Questo tempo di Quaresima è, particolarmente, il « momento opportuno per lasciare che la Parola ci smuova, ci sfidi a scommettere la nostra vita in Dio e ci provochi ad avere fiducia nel futuro di salvezza , iniziato con la morte e la risurrezione di Cristo e che avrà il pieno compimento, anche per il credente, nella stessa gloria di Dio, preannunziata con la trasfigurazione di Gesù sul Tabor.
Ultimo aggiornamento (Sabato 15 Marzo 2014 20:01)
Gesù tentato da Satana nel deserto, vince il male anche per noi.
9 Marzo – Prima Domenica di Quaresima.
La Quaresima è chiamata « segno sacramentale della nostra conversione » . Vuol dire che i giorni che passano e i riti che in essi celebriamo sono richiamo e manifestazione del nostro impegno a rivedere la vita e a giudicarla secondo le esigenze del Vangelo.
Quello di Quaresima è detto « tempo favorevole per la nostra salvezza »; tutti i tempi sono portatori di grazia e quindi invito alla redenzione della vita , ma in Quaresima le esortazioni diventano più pressanti e appassionate: la meditazione sulla nostra colpa si fa più prolungata; il sacrificio della croce fissa più intensamente la contemplazione della Chiesa, mentre i nostri cuori più attentamente sono in ascolto della Parola di Dio. Tutti questi giorni sono sotto la grande attrazione della Pasqua, i cui misteri sono al centro dell’anno liturgico e al culmine della storia della salvezza.
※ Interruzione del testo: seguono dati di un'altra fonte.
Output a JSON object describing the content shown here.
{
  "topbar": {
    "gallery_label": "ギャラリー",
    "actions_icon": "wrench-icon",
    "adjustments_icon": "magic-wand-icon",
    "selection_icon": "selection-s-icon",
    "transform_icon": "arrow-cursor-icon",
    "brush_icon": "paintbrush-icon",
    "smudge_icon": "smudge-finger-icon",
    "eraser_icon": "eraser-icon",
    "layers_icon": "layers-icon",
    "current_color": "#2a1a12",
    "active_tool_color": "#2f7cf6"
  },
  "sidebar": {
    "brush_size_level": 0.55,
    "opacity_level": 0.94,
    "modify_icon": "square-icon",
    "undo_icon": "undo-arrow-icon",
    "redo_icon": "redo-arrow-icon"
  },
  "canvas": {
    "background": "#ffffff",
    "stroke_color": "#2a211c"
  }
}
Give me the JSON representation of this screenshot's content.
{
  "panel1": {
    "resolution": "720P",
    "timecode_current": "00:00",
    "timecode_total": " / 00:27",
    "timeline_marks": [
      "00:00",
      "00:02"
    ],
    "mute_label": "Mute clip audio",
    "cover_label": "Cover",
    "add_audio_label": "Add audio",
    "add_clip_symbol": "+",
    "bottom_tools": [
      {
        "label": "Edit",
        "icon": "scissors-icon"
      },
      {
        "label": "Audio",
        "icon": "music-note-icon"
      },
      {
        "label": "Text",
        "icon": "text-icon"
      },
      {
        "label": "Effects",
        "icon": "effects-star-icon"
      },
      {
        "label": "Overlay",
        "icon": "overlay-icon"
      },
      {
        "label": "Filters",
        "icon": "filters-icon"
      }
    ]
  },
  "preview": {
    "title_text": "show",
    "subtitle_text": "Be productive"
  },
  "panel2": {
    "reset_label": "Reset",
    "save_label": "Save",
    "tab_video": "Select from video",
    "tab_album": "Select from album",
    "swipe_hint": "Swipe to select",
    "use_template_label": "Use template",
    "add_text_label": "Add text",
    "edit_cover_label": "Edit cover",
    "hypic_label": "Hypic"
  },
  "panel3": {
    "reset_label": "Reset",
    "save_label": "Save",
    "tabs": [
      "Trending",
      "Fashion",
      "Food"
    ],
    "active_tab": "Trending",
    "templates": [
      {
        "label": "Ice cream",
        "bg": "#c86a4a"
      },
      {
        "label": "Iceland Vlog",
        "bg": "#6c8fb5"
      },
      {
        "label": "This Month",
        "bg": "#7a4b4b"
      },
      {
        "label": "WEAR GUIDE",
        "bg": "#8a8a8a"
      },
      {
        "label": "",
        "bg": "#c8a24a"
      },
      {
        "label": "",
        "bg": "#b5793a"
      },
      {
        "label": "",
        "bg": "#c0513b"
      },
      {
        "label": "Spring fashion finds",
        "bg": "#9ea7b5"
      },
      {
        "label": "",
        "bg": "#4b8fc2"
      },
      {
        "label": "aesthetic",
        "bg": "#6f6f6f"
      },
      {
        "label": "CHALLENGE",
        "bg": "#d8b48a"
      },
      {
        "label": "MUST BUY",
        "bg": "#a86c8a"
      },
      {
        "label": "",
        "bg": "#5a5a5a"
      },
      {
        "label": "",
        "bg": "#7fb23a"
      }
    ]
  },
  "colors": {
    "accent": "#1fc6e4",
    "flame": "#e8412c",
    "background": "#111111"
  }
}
Prima Lettura: Gn 2,7-9. 3,1-7.
Questo testo non è una narrazione storica, ma vi troviamo il perché del peccato che, fin dalle origini, induce l’uomo ad ogni forma di male che sperimentiamo. E’ obbligo morale dell’uomo superare questo limite che non bisogna accettare passivamente e pigramente: tutti siamo chiamati in quanto creature a ricercare il bene nostro e di tutto l’uomo, a perfezionarci e assolvere al compito di maturazione umana. Ma ci ritroviamo con un limite insuperabile che è costitutivo della creatura: accettarsi nello stato di creatura è riconoscersi nella giusta relazione con Dio. Il voler oltrepassare questo limite spinge l’uomo al tentativo di equipararsi a Dio, volersi sostituire a Lui.
Allora: a motivo del demonio e del consenso dell’uomo a tale suggestione, l’uomo stesso diviene peccatore. Il peccato è un atto di diffidenza nei confronti di Dio, di autocompiacenza, di volontà di essere come Dio, misconoscendo la propria condizione di creatura. Invece di fare della creazione motivo di gioioso rendimento di grazie, l’uomo se ne accaparra, come se ne fosse l’autore. Il demonio inculca in Eva il sospetto che Dio abbia proibito di mangiare dell’albero della conoscenza del bene e del male non perché sarebbero morti, ma perché insinua subdolamente: « Non morirete affatto! Anzi Dio sa che il giorno in cui ne mangiaste si aprirebbero i vostri occhi e sareste come Dio, conoscerete il bene e il male ». Dio viene presentato come nemico della sua creatura. Così con la disobbedienza la relazione armonica e fiduciosa tra Dio e l’uomo viene sostituita da un atteggiamento di rivalsa contro Dio, che lo avrebbe ingannato malevolmente.
Il frutto diventa, così, appetibile sotto tutti gli aspetti e il mangiarlo avrebbe fatto superare il limite creaturale: cadere nella tentazione di mangiarlo non apporta certo in Adamo ed Eva la sazietà del loro desiderio. Così l’uomo si rivolge anche verso le altre creature di Dio non con il giusto rapporto di amministratore della creazione ma come padrone e possessore!
Il risultato è che l’uomo viene sì a conoscere, ma che cosa? La propria nudità, simbolo della propria miseria, che infonde rossore, timore e vergogna.. Ogni nostro peccato conferma e continua il primo peccato.
Ma ormai il pensiero del peccato dev’essere intimamente congiunto con quello della misericordia, cioè con quello della croce di Gesù, dove egli muore, per riportare l’uomo alla vita di figlio di Dio per il dono della grazia. Così Cristo, recuperando l’identità dell’uomo che ha disobbedito al creatore, con la sua obbedienza, da creatura lo rende figlio del Padre celeste e restaura un nuovo rapporto tra Dio e l’umanità.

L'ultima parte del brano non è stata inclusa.